Se ele não tivesse sido tão rigoroso, eu poderia ter me tornado uma pessoa pouco agradável. Mamãe já me confessou que eu tinha um gênio tão ruim (dizer que meu gênio era “forte” seria apenas um eufemismo), que ela morria de medo de eu me tornar uma adulta insuportável. Acho que me tornei só irritante.

Gratidão, pai e mãe, por todos os castigos (sem direito a gibi da Turma da Mônica quando a malcriação era feia).

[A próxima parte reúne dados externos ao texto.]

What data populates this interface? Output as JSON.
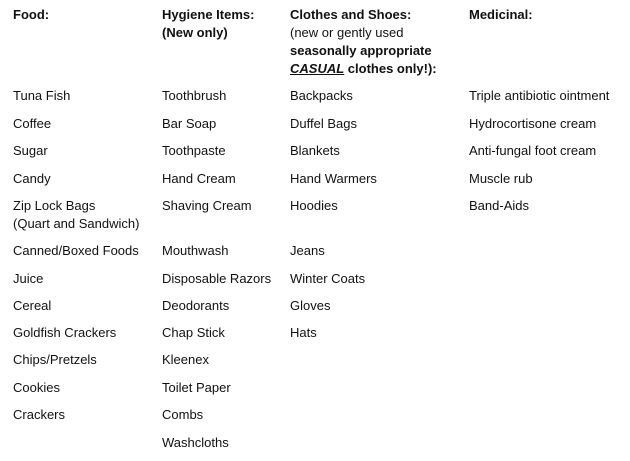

Vocês poderiam ter sido os primeiros a desistirem de mim, mas não foram. Depois veio mais gente que relevou e ficou. Sempre há de se relevar alguma coisa nas pessoas se a gente não quiser que elas montem residência fixa no nosso passado.

Se eu estiver inclinada a deixar alguém se mudar pro meu passado, não vou acomodá-lo num cômodo escuro, sem saber o motivo. Eu não sou do tipo que provoca aquela sensação angustiante de “mas o que eu fiz?”. Tem isso de bom! Sou mais do tipo impiedosa que deixa o outro se perguntando: “o que eu faço com isso que ela me disse agora?”. Tem isso de ruim.

Como é ser sutil? Uma pessoa, pra ser sutil, precisa confiar muito na capacidade intelectual e cognitiva do seu interlocutor, caso contrário, como ela dorme à noite sem saber se transmitiu seu recado com clareza?

Sutileza é diferente de sensibilidade, essa eu tenho em porções exageradas, como a minha tia viciada em comprar amaciante mesmo com a dispensa lotada. Sutileza tem mais a ver com gentileza. Ser sutil no trato é uma forma de ser gentil. A sutileza é uma característica de pessoas macias. Eu adoro pessoas macias. Elas sabem como e quando falar, são ponderadas e pegam leve. São indispensáveis como os amaciantes pra lavagem de roupa suja. Eu tô mais pra sabão em pó.

A vida não me ensinou a ser sutil. Mas eu quero aprender. Tem tanta coisa que eu aprendi de um jeito e depois descobri que era melhor fazer de outro: embreagem depois do freio, pílula antes do sexo, admitir o erro antes de ser acusada… até intercalar água com bebida alcoólica eu aprendi, como é que eu não vou aprender a arte da sutileza?

Tenho, inclusive, notado uma melhora bem sutil no meu comportamento com a adição de um ingrediente muito básico, porém escasso: a empatia. Se você não tiver em casa, não tem problema. Pode substituir por compaixão, me disseram as pessoas macias. E tudo isso – pasme! – sem dizer nada.